La sixième rubrique " Représentation du personnel et élections professionnelles" concerne les élections professionnelles et le processus électoral, les représentants syndicaux, les élus des diverses institutions représentatives, leur protection particulière (salariés dits protégés), l’unité économique et sociale (UES) et les établissements distincts. Sont notamment commentés dans cette rubrique les arrêts précisant la notion d’intégration étroite et permanente à la collectivité de travail s’agissant des salariés mis à disposition pouvant être inclus dans les effectifs, l’électorat, et être éligibles le cas échéant dans l’entreprise d’accueil (Soc., 13 novembre 2008, pourvois n° 08-60.331, n° 08-60.332, 07-60.465 et 07-60469 à 07-60.472 ; Soc., 13 novembre 2008, pourvoi n° 07-60.434)

 

La septième rubrique " Rupture du contrat de travail" regroupe toutes les questions relatives à la rupture amiable du contrat de travail, à la prise d’acte de la rupture, à la démission, aux licenciements disciplinaires, pour motifs personnel ou économique. On y trouvera cette année un arrêt approuvant les juges du fond d’avoir dit justifié le licenciement pour faute grave d’un salarié ayant, durant son temps de pause, fumé dans les locaux d’une entreprise de cartonnerie au mépris des règles internes à l’entreprise mais également des règles de sécurité liées à l’activité de cette entreprise (Soc., 1er juillet 2008, pourvoi n° 06-46.421), ainsi qu’un arrêt consacrant la possibilité de cumuler le montant des sommes dues au titre d’une clause de garantie d’emploi et celles dues au titre de l’indemnité de préavis, les deux indemnités n’ayant pas la même nature (Soc., 13 novembre 2008, pourvoi n° 07-42.640).

 

Enfin la huitième rubrique " Actions en justice" concerne la saisine des juridictions (conseils de prud’hommes, cours d’appel, Cour de cassation), les règles de procédure, la prescription, la règle de l’unicité de l’instance, l’exigence d’impartialité.
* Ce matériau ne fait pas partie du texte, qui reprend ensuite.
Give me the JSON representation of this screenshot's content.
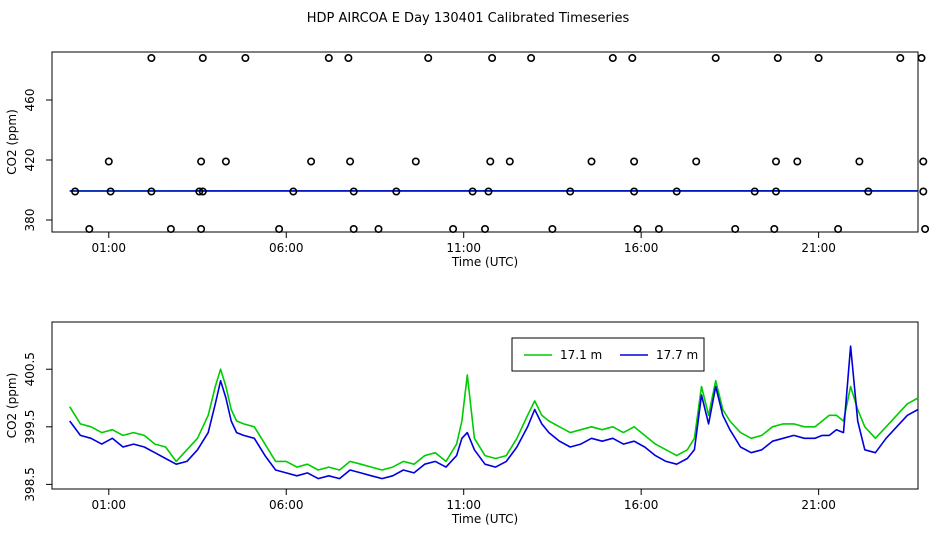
{
  "title": "HDP AIRCOA E  Day 130401  Calibrated Timeseries",
  "colors": {
    "green": "#00cc00",
    "blue": "#0000dd",
    "axis": "#000000"
  },
  "chart_data": [
    {
      "type": "line",
      "xlabel": "Time (UTC)",
      "ylabel": "CO2 (ppm)",
      "xlim": [
        -0.6,
        23.8
      ],
      "ylim": [
        372,
        492
      ],
      "xtick_hours": [
        1,
        6,
        11,
        16,
        21
      ],
      "xtick_labels": [
        "01:00",
        "06:00",
        "11:00",
        "16:00",
        "21:00"
      ],
      "yticks": [
        380,
        420,
        460
      ],
      "yticks_text": [
        "380",
        "420",
        "460"
      ],
      "series": [
        {
          "color": "green",
          "x": [
            -0.1,
            23.8
          ],
          "y": [
            399.4,
            399.5
          ]
        },
        {
          "color": "blue",
          "x": [
            -0.1,
            23.8
          ],
          "y": [
            399.3,
            399.4
          ]
        }
      ],
      "points": {
        "x": [
          0.45,
          0.05,
          1.0,
          1.05,
          2.2,
          2.75,
          2.2,
          3.55,
          3.6,
          3.65,
          3.6,
          3.65,
          4.3,
          4.85,
          5.8,
          6.2,
          6.7,
          7.2,
          7.75,
          7.8,
          7.9,
          7.9,
          8.6,
          9.1,
          9.65,
          10.0,
          10.7,
          11.25,
          11.6,
          11.7,
          11.75,
          11.8,
          12.3,
          12.9,
          13.5,
          14.0,
          14.6,
          15.2,
          15.75,
          15.8,
          15.8,
          15.9,
          16.5,
          17.0,
          17.55,
          18.1,
          18.65,
          19.2,
          19.75,
          19.8,
          19.8,
          19.85,
          20.4,
          21.0,
          21.55,
          22.15,
          22.4,
          23.3,
          23.9,
          23.95,
          23.95,
          24.0
        ],
        "y": [
          374,
          399,
          419,
          399,
          488,
          374,
          399,
          399,
          374,
          399,
          419,
          488,
          419,
          488,
          374,
          399,
          419,
          488,
          488,
          419,
          399,
          374,
          374,
          399,
          419,
          488,
          374,
          399,
          374,
          399,
          419,
          488,
          419,
          488,
          374,
          399,
          419,
          488,
          488,
          419,
          399,
          374,
          374,
          399,
          419,
          488,
          374,
          399,
          374,
          399,
          419,
          488,
          419,
          488,
          374,
          419,
          399,
          488,
          488,
          419,
          399,
          374
        ]
      }
    },
    {
      "type": "line",
      "xlabel": "Time (UTC)",
      "ylabel": "CO2 (ppm)",
      "xlim": [
        -0.6,
        23.8
      ],
      "ylim": [
        398.42,
        401.32
      ],
      "xtick_hours": [
        1,
        6,
        11,
        16,
        21
      ],
      "xtick_labels": [
        "01:00",
        "06:00",
        "11:00",
        "16:00",
        "21:00"
      ],
      "yticks": [
        398.5,
        399.5,
        400.5
      ],
      "yticks_text": [
        "398.5",
        "399.5",
        "400.5"
      ],
      "legend": {
        "position": "top-right",
        "entries": [
          "17.1 m",
          "17.7 m"
        ]
      },
      "series": [
        {
          "name": "17.1 m",
          "color": "green",
          "x": [
            -0.1,
            0.2,
            0.5,
            0.8,
            1.1,
            1.4,
            1.7,
            2.0,
            2.3,
            2.6,
            2.9,
            3.2,
            3.5,
            3.8,
            4.0,
            4.15,
            4.3,
            4.45,
            4.6,
            4.8,
            5.1,
            5.4,
            5.7,
            6.0,
            6.3,
            6.6,
            6.9,
            7.2,
            7.5,
            7.8,
            8.1,
            8.4,
            8.7,
            9.0,
            9.3,
            9.6,
            9.9,
            10.2,
            10.5,
            10.8,
            10.95,
            11.1,
            11.3,
            11.6,
            11.9,
            12.2,
            12.5,
            12.8,
            13.0,
            13.2,
            13.4,
            13.7,
            14.0,
            14.3,
            14.6,
            14.9,
            15.2,
            15.5,
            15.8,
            16.1,
            16.4,
            16.7,
            17.0,
            17.3,
            17.5,
            17.7,
            17.9,
            18.1,
            18.3,
            18.5,
            18.8,
            19.1,
            19.4,
            19.7,
            20.0,
            20.3,
            20.6,
            20.9,
            21.1,
            21.3,
            21.5,
            21.7,
            21.9,
            22.1,
            22.3,
            22.6,
            22.9,
            23.2,
            23.5,
            23.8
          ],
          "y": [
            399.85,
            399.55,
            399.5,
            399.4,
            399.45,
            399.35,
            399.4,
            399.35,
            399.2,
            399.15,
            398.9,
            399.1,
            399.3,
            399.7,
            400.2,
            400.5,
            400.2,
            399.8,
            399.6,
            399.55,
            399.5,
            399.2,
            398.9,
            398.9,
            398.8,
            398.85,
            398.75,
            398.8,
            398.75,
            398.9,
            398.85,
            398.8,
            398.75,
            398.8,
            398.9,
            398.85,
            399.0,
            399.05,
            398.9,
            399.2,
            399.6,
            400.4,
            399.3,
            399.0,
            398.95,
            399.0,
            399.3,
            399.7,
            399.95,
            399.7,
            399.6,
            399.5,
            399.4,
            399.45,
            399.5,
            399.45,
            399.5,
            399.4,
            399.5,
            399.35,
            399.2,
            399.1,
            399.0,
            399.1,
            399.3,
            400.2,
            399.7,
            400.3,
            399.8,
            399.6,
            399.4,
            399.3,
            399.35,
            399.5,
            399.55,
            399.55,
            399.5,
            399.5,
            399.6,
            399.7,
            399.7,
            399.6,
            400.2,
            399.8,
            399.5,
            399.3,
            399.5,
            399.7,
            399.9,
            400.0
          ]
        },
        {
          "name": "17.7 m",
          "color": "blue",
          "x": [
            -0.1,
            0.2,
            0.5,
            0.8,
            1.1,
            1.4,
            1.7,
            2.0,
            2.3,
            2.6,
            2.9,
            3.2,
            3.5,
            3.8,
            4.0,
            4.15,
            4.3,
            4.45,
            4.6,
            4.8,
            5.1,
            5.4,
            5.7,
            6.0,
            6.3,
            6.6,
            6.9,
            7.2,
            7.5,
            7.8,
            8.1,
            8.4,
            8.7,
            9.0,
            9.3,
            9.6,
            9.9,
            10.2,
            10.5,
            10.8,
            10.95,
            11.1,
            11.3,
            11.6,
            11.9,
            12.2,
            12.5,
            12.8,
            13.0,
            13.2,
            13.4,
            13.7,
            14.0,
            14.3,
            14.6,
            14.9,
            15.2,
            15.5,
            15.8,
            16.1,
            16.4,
            16.7,
            17.0,
            17.3,
            17.5,
            17.7,
            17.9,
            18.1,
            18.3,
            18.5,
            18.8,
            19.1,
            19.4,
            19.7,
            20.0,
            20.3,
            20.6,
            20.9,
            21.1,
            21.3,
            21.5,
            21.7,
            21.9,
            22.1,
            22.3,
            22.6,
            22.9,
            23.2,
            23.5,
            23.8
          ],
          "y": [
            399.6,
            399.35,
            399.3,
            399.2,
            399.3,
            399.15,
            399.2,
            399.15,
            399.05,
            398.95,
            398.85,
            398.9,
            399.1,
            399.4,
            399.9,
            400.3,
            400.0,
            399.6,
            399.4,
            399.35,
            399.3,
            399.0,
            398.75,
            398.7,
            398.65,
            398.7,
            398.6,
            398.65,
            398.6,
            398.75,
            398.7,
            398.65,
            398.6,
            398.65,
            398.75,
            398.7,
            398.85,
            398.9,
            398.8,
            399.0,
            399.3,
            399.4,
            399.1,
            398.85,
            398.8,
            398.9,
            399.15,
            399.5,
            399.8,
            399.55,
            399.4,
            399.25,
            399.15,
            399.2,
            399.3,
            399.25,
            399.3,
            399.2,
            399.25,
            399.15,
            399.0,
            398.9,
            398.85,
            398.95,
            399.1,
            400.05,
            399.55,
            400.2,
            399.7,
            399.45,
            399.15,
            399.05,
            399.1,
            399.25,
            399.3,
            399.35,
            399.3,
            399.3,
            399.35,
            399.35,
            399.45,
            399.4,
            400.9,
            399.6,
            399.1,
            399.05,
            399.3,
            399.5,
            399.7,
            399.8
          ]
        }
      ]
    }
  ]
}
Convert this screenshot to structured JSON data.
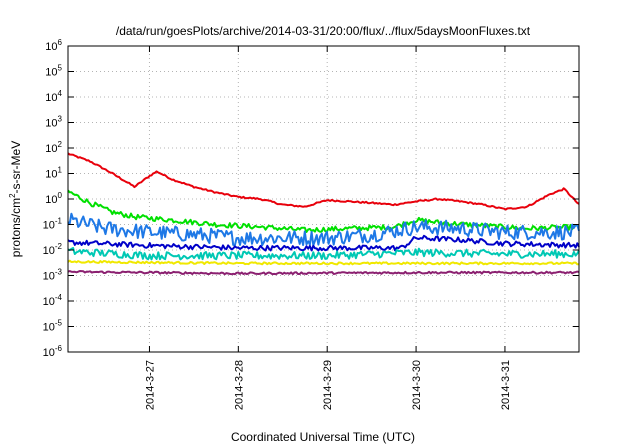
{
  "chart_data": {
    "type": "line",
    "title": "/data/run/goesPlots/archive/2014-03-31/20:00/flux/../flux/5daysMoonFluxes.txt",
    "xlabel": "Coordinated Universal Time (UTC)",
    "ylabel": {
      "prefix": "protons/cm",
      "sup": "2",
      "suffix": "-s-sr-MeV"
    },
    "xlim": [
      "2014-03-26T02:00",
      "2014-03-31T20:00"
    ],
    "ylim": [
      1e-06,
      1000000.0
    ],
    "y_scale": "log",
    "grid": true,
    "legend": "none",
    "x_ticks": [
      "2014-3-27",
      "2014-3-28",
      "2014-3-29",
      "2014-3-30",
      "2014-3-31"
    ],
    "y_ticks": [
      {
        "base": "10",
        "exp": "-6"
      },
      {
        "base": "10",
        "exp": "-5"
      },
      {
        "base": "10",
        "exp": "-4"
      },
      {
        "base": "10",
        "exp": "-3"
      },
      {
        "base": "10",
        "exp": "-2"
      },
      {
        "base": "10",
        "exp": "-1"
      },
      {
        "base": "10",
        "exp": "0"
      },
      {
        "base": "10",
        "exp": "1"
      },
      {
        "base": "10",
        "exp": "2"
      },
      {
        "base": "10",
        "exp": "3"
      },
      {
        "base": "10",
        "exp": "4"
      },
      {
        "base": "10",
        "exp": "5"
      },
      {
        "base": "10",
        "exp": "6"
      }
    ],
    "series": [
      {
        "color": "#e8000b",
        "noise": 0.03,
        "points": [
          [
            "2014-03-26T02:00",
            60
          ],
          [
            "2014-03-26T08:00",
            30
          ],
          [
            "2014-03-26T14:00",
            10
          ],
          [
            "2014-03-26T20:00",
            3
          ],
          [
            "2014-03-27T00:00",
            8
          ],
          [
            "2014-03-27T02:00",
            12
          ],
          [
            "2014-03-27T06:00",
            6
          ],
          [
            "2014-03-27T12:00",
            3
          ],
          [
            "2014-03-27T18:00",
            1.8
          ],
          [
            "2014-03-28T00:00",
            1.2
          ],
          [
            "2014-03-28T06:00",
            1.0
          ],
          [
            "2014-03-28T12:00",
            0.6
          ],
          [
            "2014-03-28T18:00",
            0.5
          ],
          [
            "2014-03-29T00:00",
            0.9
          ],
          [
            "2014-03-29T06:00",
            0.8
          ],
          [
            "2014-03-29T12:00",
            0.7
          ],
          [
            "2014-03-29T18:00",
            0.6
          ],
          [
            "2014-03-30T00:00",
            0.8
          ],
          [
            "2014-03-30T06:00",
            1.0
          ],
          [
            "2014-03-30T12:00",
            0.8
          ],
          [
            "2014-03-30T18:00",
            0.6
          ],
          [
            "2014-03-31T00:00",
            0.4
          ],
          [
            "2014-03-31T06:00",
            0.5
          ],
          [
            "2014-03-31T12:00",
            1.5
          ],
          [
            "2014-03-31T16:00",
            2.5
          ],
          [
            "2014-03-31T20:00",
            0.6
          ]
        ]
      },
      {
        "color": "#00e000",
        "noise": 0.1,
        "points": [
          [
            "2014-03-26T02:00",
            2
          ],
          [
            "2014-03-26T08:00",
            0.7
          ],
          [
            "2014-03-26T14:00",
            0.3
          ],
          [
            "2014-03-26T20:00",
            0.2
          ],
          [
            "2014-03-27T06:00",
            0.15
          ],
          [
            "2014-03-27T18:00",
            0.1
          ],
          [
            "2014-03-28T06:00",
            0.08
          ],
          [
            "2014-03-28T18:00",
            0.06
          ],
          [
            "2014-03-29T06:00",
            0.07
          ],
          [
            "2014-03-29T18:00",
            0.08
          ],
          [
            "2014-03-30T00:00",
            0.15
          ],
          [
            "2014-03-30T06:00",
            0.12
          ],
          [
            "2014-03-30T18:00",
            0.09
          ],
          [
            "2014-03-31T06:00",
            0.07
          ],
          [
            "2014-03-31T20:00",
            0.08
          ]
        ]
      },
      {
        "color": "#1e78e6",
        "noise": 0.3,
        "points": [
          [
            "2014-03-26T02:00",
            0.15
          ],
          [
            "2014-03-26T12:00",
            0.07
          ],
          [
            "2014-03-27T00:00",
            0.05
          ],
          [
            "2014-03-27T12:00",
            0.04
          ],
          [
            "2014-03-28T00:00",
            0.03
          ],
          [
            "2014-03-28T12:00",
            0.03
          ],
          [
            "2014-03-29T00:00",
            0.03
          ],
          [
            "2014-03-29T12:00",
            0.04
          ],
          [
            "2014-03-30T00:00",
            0.08
          ],
          [
            "2014-03-30T12:00",
            0.07
          ],
          [
            "2014-03-31T00:00",
            0.05
          ],
          [
            "2014-03-31T20:00",
            0.05
          ]
        ]
      },
      {
        "color": "#0000c8",
        "noise": 0.1,
        "points": [
          [
            "2014-03-26T02:00",
            0.02
          ],
          [
            "2014-03-27T00:00",
            0.015
          ],
          [
            "2014-03-28T00:00",
            0.012
          ],
          [
            "2014-03-29T00:00",
            0.012
          ],
          [
            "2014-03-29T20:00",
            0.012
          ],
          [
            "2014-03-30T00:00",
            0.03
          ],
          [
            "2014-03-30T12:00",
            0.025
          ],
          [
            "2014-03-31T00:00",
            0.018
          ],
          [
            "2014-03-31T20:00",
            0.015
          ]
        ]
      },
      {
        "color": "#00c8b4",
        "noise": 0.15,
        "points": [
          [
            "2014-03-26T02:00",
            0.009
          ],
          [
            "2014-03-27T00:00",
            0.006
          ],
          [
            "2014-03-28T00:00",
            0.006
          ],
          [
            "2014-03-29T00:00",
            0.006
          ],
          [
            "2014-03-30T00:00",
            0.008
          ],
          [
            "2014-03-31T00:00",
            0.007
          ],
          [
            "2014-03-31T20:00",
            0.007
          ]
        ]
      },
      {
        "color": "#f0e800",
        "noise": 0.04,
        "points": [
          [
            "2014-03-26T02:00",
            0.0035
          ],
          [
            "2014-03-28T00:00",
            0.003
          ],
          [
            "2014-03-30T00:00",
            0.003
          ],
          [
            "2014-03-31T20:00",
            0.003
          ]
        ]
      },
      {
        "color": "#8b2070",
        "noise": 0.04,
        "points": [
          [
            "2014-03-26T02:00",
            0.0014
          ],
          [
            "2014-03-28T00:00",
            0.0012
          ],
          [
            "2014-03-30T00:00",
            0.0013
          ],
          [
            "2014-03-31T20:00",
            0.0013
          ]
        ]
      }
    ]
  }
}
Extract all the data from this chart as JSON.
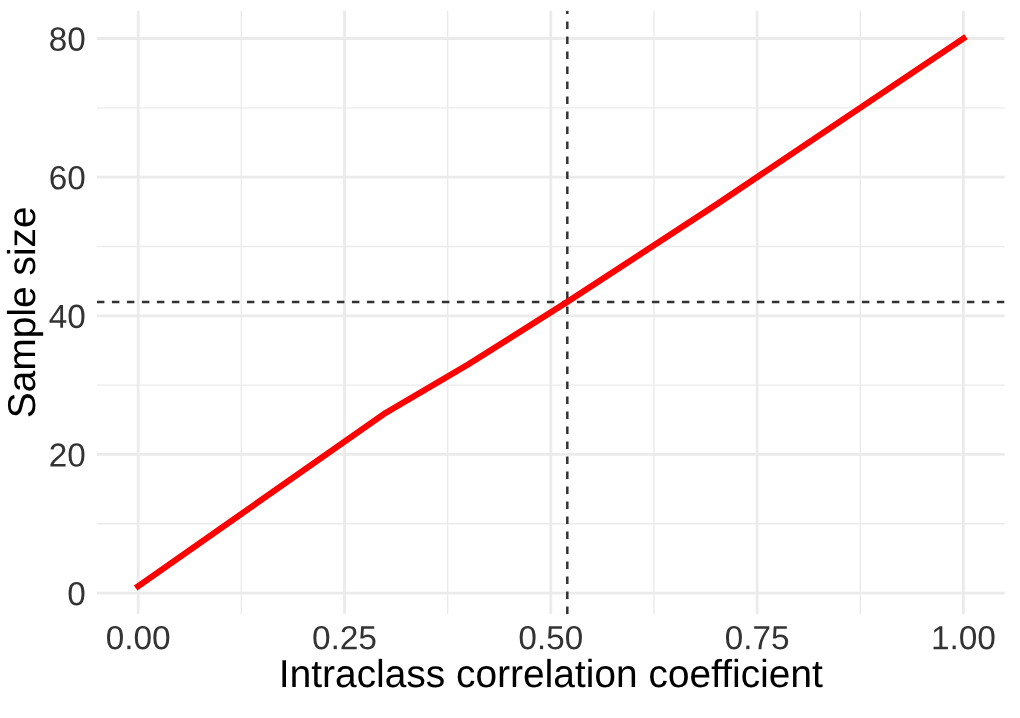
{
  "chart_data": {
    "type": "line",
    "xlabel": "Intraclass correlation coefficient",
    "ylabel": "Sample size",
    "x": [
      0,
      0.3,
      0.4,
      0.52,
      0.7,
      1.0
    ],
    "series": [
      {
        "color": "#ff0000",
        "values": [
          1,
          26,
          33,
          42,
          56,
          80
        ]
      }
    ],
    "xlim": [
      -0.05,
      1.05
    ],
    "ylim": [
      -3,
      84
    ],
    "xticks": [
      {
        "value": 0,
        "label": "0.00"
      },
      {
        "value": 0.125,
        "label": null
      },
      {
        "value": 0.25,
        "label": "0.25"
      },
      {
        "value": 0.375,
        "label": null
      },
      {
        "value": 0.5,
        "label": "0.50"
      },
      {
        "value": 0.625,
        "label": null
      },
      {
        "value": 0.75,
        "label": "0.75"
      },
      {
        "value": 0.875,
        "label": null
      },
      {
        "value": 1.0,
        "label": "1.00"
      }
    ],
    "yticks": [
      0,
      {
        "value": 10,
        "label": null
      },
      20,
      {
        "value": 30,
        "label": null
      },
      40,
      {
        "value": 50,
        "label": null
      },
      60,
      {
        "value": 70,
        "label": null
      },
      80
    ],
    "ref_lines": [
      {
        "axis": "x",
        "value": 0.52,
        "color": "#333333",
        "line_style": "dashed"
      },
      {
        "axis": "y",
        "value": 42,
        "color": "#333333",
        "line_style": "dashed"
      }
    ],
    "grid": true,
    "line_style": "solid",
    "marker": "none"
  }
}
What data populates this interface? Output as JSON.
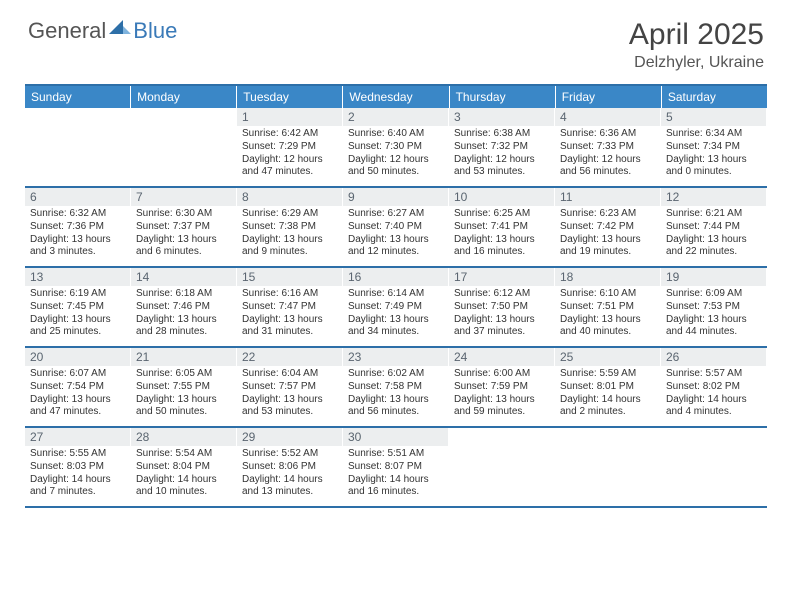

En matière de recours, la haute juridiction a eu l’occasion de rappeler à plusieurs reprises, au cours de l’année 2008, qu’il n’y avait pour toute la République qu’une Cour de cassation, ce qui conduit à appliquer sur tout le territoire les mêmes règles procédurales devant la Cour, notamment quant à la représentation obligatoire par un avocat au Conseil d’Etat et à la Cour de cassation (Soc, 14 mai 2008, pourvoi n° 06-43.963, Bull. 2008, V, n° 5).